Nestled in the sand hills of Central South Carolina, Claflin University continues its musical tradition of excellence, begun in 1884, through performances of the Claflin University Concert Choir, a 50-voice mixed chorus dedicated to performing the finest choral music of both classical and contemporary composers. The Choir gives between 75 to 100 concerts per year, including on-campus activities, community events, and the annual Spring Tour, having performed in Italy, Germany, Switzerland, France, Australia, and China, and nationally throughout the US. In November 2004 the Choir presented a concert in Carnegie Hall and in 2008 traveled to Beijing to join a Choral Tribute for the prelude of the 2008 Olympic Games.
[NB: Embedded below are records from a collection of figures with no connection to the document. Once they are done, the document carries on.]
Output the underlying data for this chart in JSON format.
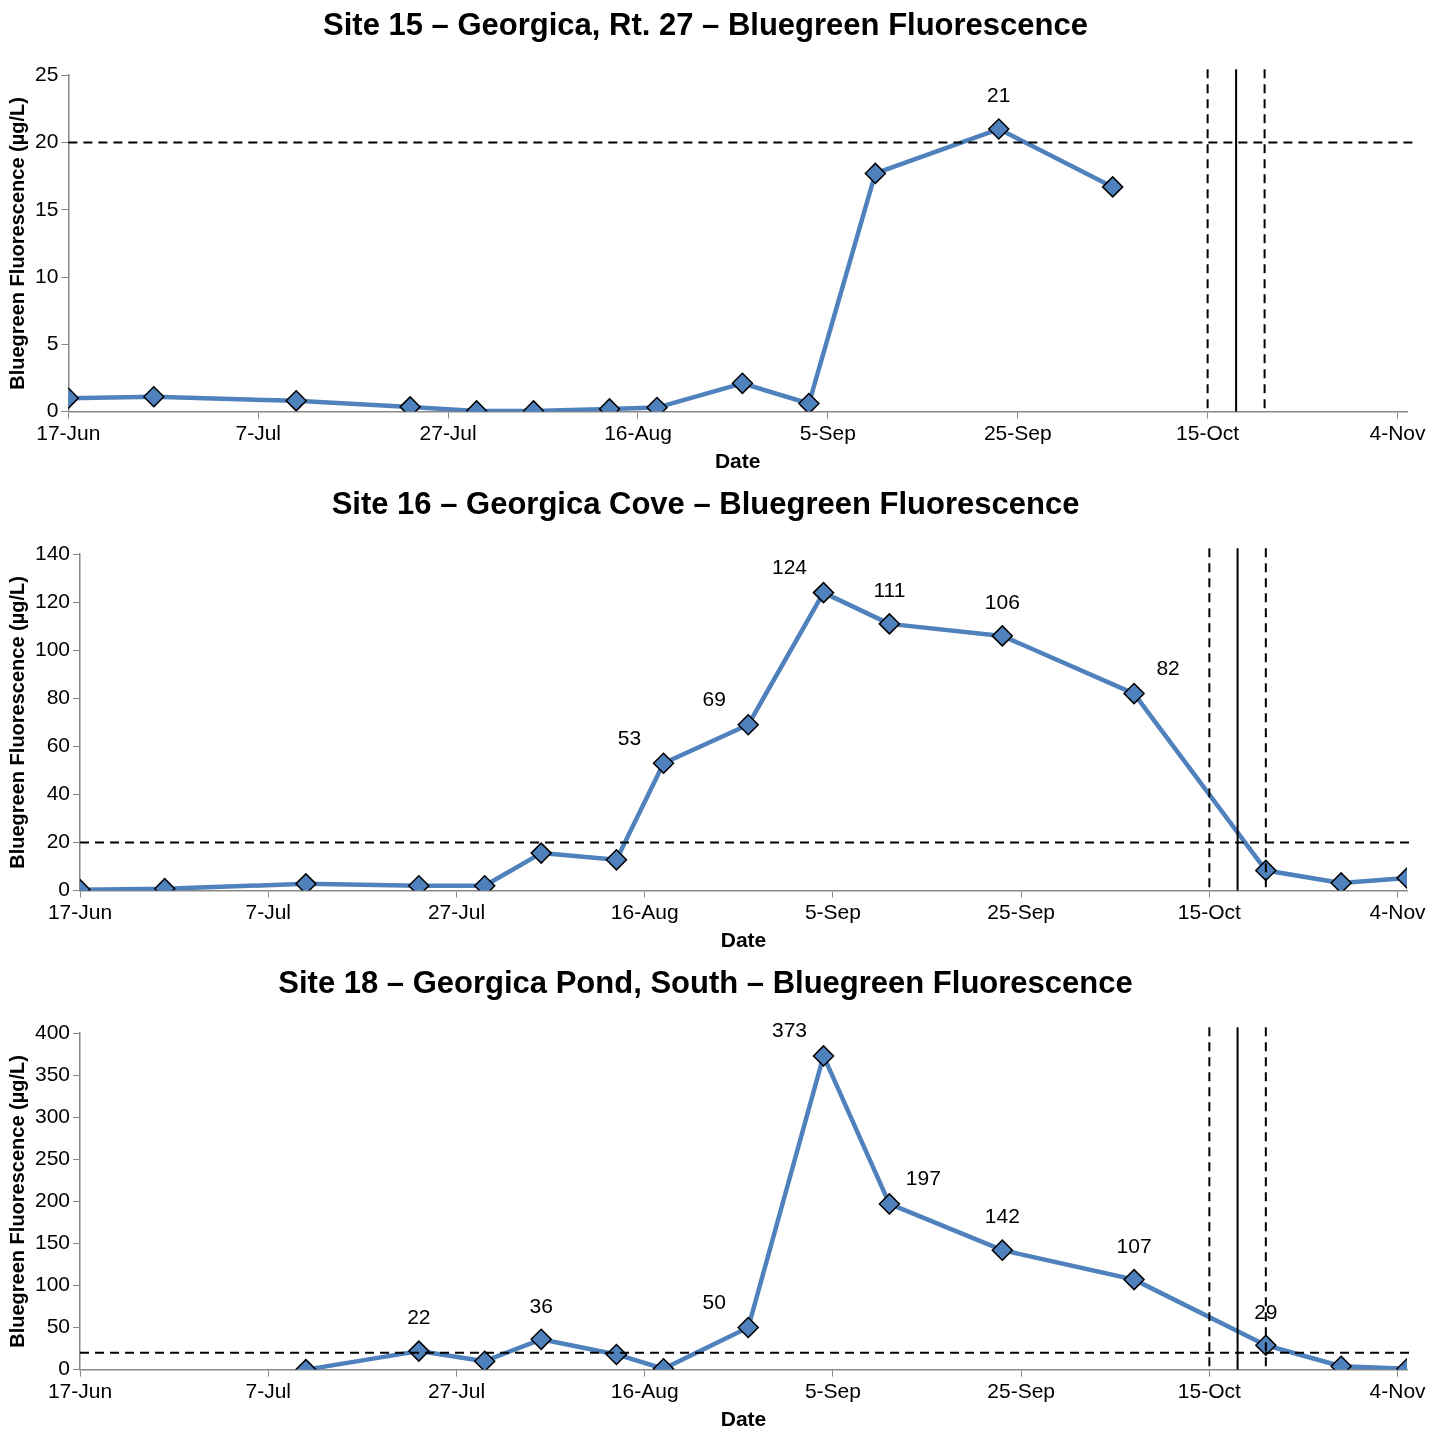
{
  "chart_data": [
    {
      "type": "line",
      "title": "Site 15 – Georgica, Rt. 27 – Bluegreen Fluorescence",
      "xlabel": "Date",
      "ylabel": "Bluegreen Fluorescence (µg/L)",
      "marker": "diamond",
      "line_style": "solid",
      "grid": false,
      "legend": false,
      "x": [
        "--06-17",
        "--06-26",
        "--07-11",
        "--07-23",
        "--07-30",
        "--08-05",
        "--08-13",
        "--08-18",
        "--08-27",
        "--09-03",
        "--09-10",
        "--09-23",
        "--10-05"
      ],
      "series": [
        {
          "color": "#4f81bd",
          "values": [
            1.0,
            1.1,
            0.8,
            0.35,
            0.05,
            0.05,
            0.2,
            0.3,
            2.1,
            0.6,
            17.7,
            21,
            16.7
          ],
          "value_labels": [
            null,
            null,
            null,
            null,
            null,
            null,
            null,
            null,
            null,
            null,
            null,
            "21",
            null
          ]
        }
      ],
      "xlim": [
        "--06-17",
        "--11-05"
      ],
      "xticks": [
        {
          "value": "--06-17",
          "label": "17-Jun"
        },
        {
          "value": "--07-07",
          "label": "7-Jul"
        },
        {
          "value": "--07-27",
          "label": "27-Jul"
        },
        {
          "value": "--08-16",
          "label": "16-Aug"
        },
        {
          "value": "--09-05",
          "label": "5-Sep"
        },
        {
          "value": "--09-25",
          "label": "25-Sep"
        },
        {
          "value": "--10-15",
          "label": "15-Oct"
        },
        {
          "value": "--11-04",
          "label": "4-Nov"
        }
      ],
      "ylim": [
        0,
        25
      ],
      "yticks": [
        0,
        5,
        10,
        15,
        20,
        25
      ],
      "ref_lines": [
        {
          "axis": "y",
          "value": 20,
          "line_style": "dashed",
          "color": "#000000"
        },
        {
          "axis": "x",
          "value": "--10-15",
          "line_style": "dashed",
          "color": "#000000"
        },
        {
          "axis": "x",
          "value": "--10-18",
          "line_style": "solid",
          "color": "#000000"
        },
        {
          "axis": "x",
          "value": "--10-21",
          "line_style": "dashed",
          "color": "#000000"
        }
      ]
    },
    {
      "type": "line",
      "title": "Site 16 – Georgica Cove – Bluegreen Fluorescence",
      "xlabel": "Date",
      "ylabel": "Bluegreen Fluorescence (µg/L)",
      "marker": "diamond",
      "line_style": "solid",
      "grid": false,
      "legend": false,
      "x": [
        "--06-17",
        "--06-26",
        "--07-11",
        "--07-23",
        "--07-30",
        "--08-05",
        "--08-13",
        "--08-18",
        "--08-27",
        "--09-04",
        "--09-11",
        "--09-23",
        "--10-07",
        "--10-21",
        "--10-29",
        "--11-05"
      ],
      "series": [
        {
          "color": "#4f81bd",
          "values": [
            0.4,
            0.8,
            2.8,
            2,
            2,
            15.6,
            12.8,
            53,
            69,
            124,
            111,
            106,
            82,
            8.4,
            3.2,
            5.2
          ],
          "value_labels": [
            null,
            null,
            null,
            null,
            null,
            null,
            null,
            "53",
            "69",
            "124",
            "111",
            "106",
            "82",
            null,
            null,
            null
          ]
        }
      ],
      "xlim": [
        "--06-17",
        "--11-05"
      ],
      "xticks": [
        {
          "value": "--06-17",
          "label": "17-Jun"
        },
        {
          "value": "--07-07",
          "label": "7-Jul"
        },
        {
          "value": "--07-27",
          "label": "27-Jul"
        },
        {
          "value": "--08-16",
          "label": "16-Aug"
        },
        {
          "value": "--09-05",
          "label": "5-Sep"
        },
        {
          "value": "--09-25",
          "label": "25-Sep"
        },
        {
          "value": "--10-15",
          "label": "15-Oct"
        },
        {
          "value": "--11-04",
          "label": "4-Nov"
        }
      ],
      "ylim": [
        0,
        140
      ],
      "yticks": [
        0,
        20,
        40,
        60,
        80,
        100,
        120,
        140
      ],
      "ref_lines": [
        {
          "axis": "y",
          "value": 20,
          "line_style": "dashed",
          "color": "#000000"
        },
        {
          "axis": "x",
          "value": "--10-15",
          "line_style": "dashed",
          "color": "#000000"
        },
        {
          "axis": "x",
          "value": "--10-18",
          "line_style": "solid",
          "color": "#000000"
        },
        {
          "axis": "x",
          "value": "--10-21",
          "line_style": "dashed",
          "color": "#000000"
        }
      ]
    },
    {
      "type": "line",
      "title": "Site 18 – Georgica Pond, South – Bluegreen Fluorescence",
      "xlabel": "Date",
      "ylabel": "Bluegreen Fluorescence (µg/L)",
      "marker": "diamond",
      "line_style": "solid",
      "grid": false,
      "legend": false,
      "x": [
        "--07-11",
        "--07-23",
        "--07-30",
        "--08-05",
        "--08-13",
        "--08-18",
        "--08-27",
        "--09-04",
        "--09-11",
        "--09-23",
        "--10-07",
        "--10-21",
        "--10-29",
        "--11-05"
      ],
      "series": [
        {
          "color": "#4f81bd",
          "values": [
            0,
            22,
            10,
            36,
            18,
            1,
            50,
            373,
            197,
            142,
            107,
            29,
            4,
            1
          ],
          "value_labels": [
            null,
            "22",
            null,
            "36",
            null,
            null,
            "50",
            "373",
            "197",
            "142",
            "107",
            "29",
            null,
            null
          ]
        }
      ],
      "xlim": [
        "--06-17",
        "--11-05"
      ],
      "xticks": [
        {
          "value": "--06-17",
          "label": "17-Jun"
        },
        {
          "value": "--07-07",
          "label": "7-Jul"
        },
        {
          "value": "--07-27",
          "label": "27-Jul"
        },
        {
          "value": "--08-16",
          "label": "16-Aug"
        },
        {
          "value": "--09-05",
          "label": "5-Sep"
        },
        {
          "value": "--09-25",
          "label": "25-Sep"
        },
        {
          "value": "--10-15",
          "label": "15-Oct"
        },
        {
          "value": "--11-04",
          "label": "4-Nov"
        }
      ],
      "ylim": [
        0,
        400
      ],
      "yticks": [
        0,
        50,
        100,
        150,
        200,
        250,
        300,
        350,
        400
      ],
      "ref_lines": [
        {
          "axis": "y",
          "value": 20,
          "line_style": "dashed",
          "color": "#000000"
        },
        {
          "axis": "x",
          "value": "--10-15",
          "line_style": "dashed",
          "color": "#000000"
        },
        {
          "axis": "x",
          "value": "--10-18",
          "line_style": "solid",
          "color": "#000000"
        },
        {
          "axis": "x",
          "value": "--10-21",
          "line_style": "dashed",
          "color": "#000000"
        }
      ]
    }
  ]
}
The Choir’s first compact disc was A Tradition of Spirituals; they have recently released a new CD entitled Hehlehlooyuh. While the nucleus of the Choir is composed of music majors, it is open to students of all majors, and all choir members serve as official ambassadors for the University.

Eva Jessye was associated with Claflin University when she was assisting George Gershwin in the preparation of the choral scoring of Porgy and Bess, and at this time the Choir was known as the Eva Jessye Singers. In 1935 they sang at the premiere of the opera on Broadway and toured with the original touring company. Brevard Philharmonic is very pleased to present this Concert Version of Porgy and Bess in collaboration with Claflin University, given their direct input and association with the first performances of this marvelous work.